The judge ruled out testimony by the talk show host and another man present at the conversation on grounds they were not able to say the lawyer directly quoted the accuser's mother.

King left the court without appearing before the jury, but the judge later handed the defense a victory, allowing jurors to see a video tour of the singer's Neverland ranch.

Besides the ranch's amusement park rides and zoo animals, the video shows numerous clocks, countering testimony by members of the accuser's family that they were not able to keep track of time while Jackson allegedly held them against their will.
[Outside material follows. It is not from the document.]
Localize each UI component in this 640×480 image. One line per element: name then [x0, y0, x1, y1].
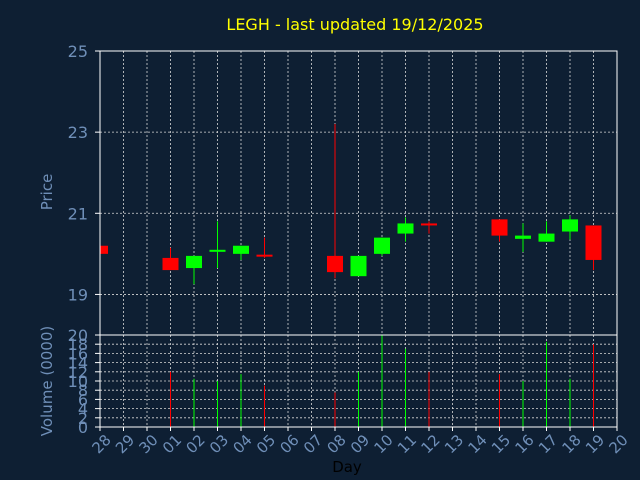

District Attorney Tom Sneddon vehemently opposed the video, saying much of it was "propaganda." He cited in particular a scene that showed a note written on a chalkboard by one of Jackson's children, saying "I love you daddy."

In addition to molestation, Jackson, 46, is accused of giving the boy wine and conspiring to hold his family captive to get them to rebut a TV documentary in which Jackson said he let children sleep in his bed but that it was non-sexual.

Pryor smiled as she told Jackson attorney Thomas Mesereau Jr. that the accuser's mother never told her she had tried to escape from Neverland.

"Why are you smiling?" Mesereau asked.

"It's Neverland," the witness said. "I don't know who would ever want to escape Neverland."

Pryor also testified that she gave the family money and that the accuser's mother and sister tried to pressure her to give them a car. The defense contends that the accuser's mother tried to bilk celebrities by exploiting her son's fight against cancer.

Meanwhile, two sources close to Jackson have told CBS News that the singer's defense team could rest their case as early as next Friday, reports CBS News Correspondent Vince Gonzales.

A Jackson spokeswoman has denied that plan, but his attorneys have told the judge that they've pared down their witness list from the original 250 names.

"I think they are ahead of the game," said CBS News Legal Analyst Mickey Sherman on CBS News' The Early Show. "I think they get a good sense they're doing well, that it's their case to lose."

A source close to the defense says they're eliminating many of the big stars it was thought would come to Santa Maria to speak for Jackson, reports Gonzales. They are concerned that a series of character witnesses would open the door to prosecutors to counter with more witnesses who would trash Jackson.

The defense also fears that celebrities like Stevie Wonder, Diana Ross and Barry Gibb of the Bee-Gees could get the same treatment as Wade Robson, a young man who testified that he shared a bed with Jackson as a boy but nothing ever happened. Prosecutors forced him to go through pornographic magazines and photos of nude boys found in the singer's house.

Gonzales added that sources said that nothing upset Jackson more in the trial than what he saw Robson go through on the stand. It was very humiliating, for both Robson and Jackson.

As for whether Jackson himself will testify, Guthrie said that it's a logical assumption that he won't if they think they can rest as early as next Friday.

"If he were to take the stand, I can guarantee you he'd be on the stand for days," Guthrie said on The Early Show.

"It's a decision they probably still have not made," said Sherman "They'll wait to the last minute."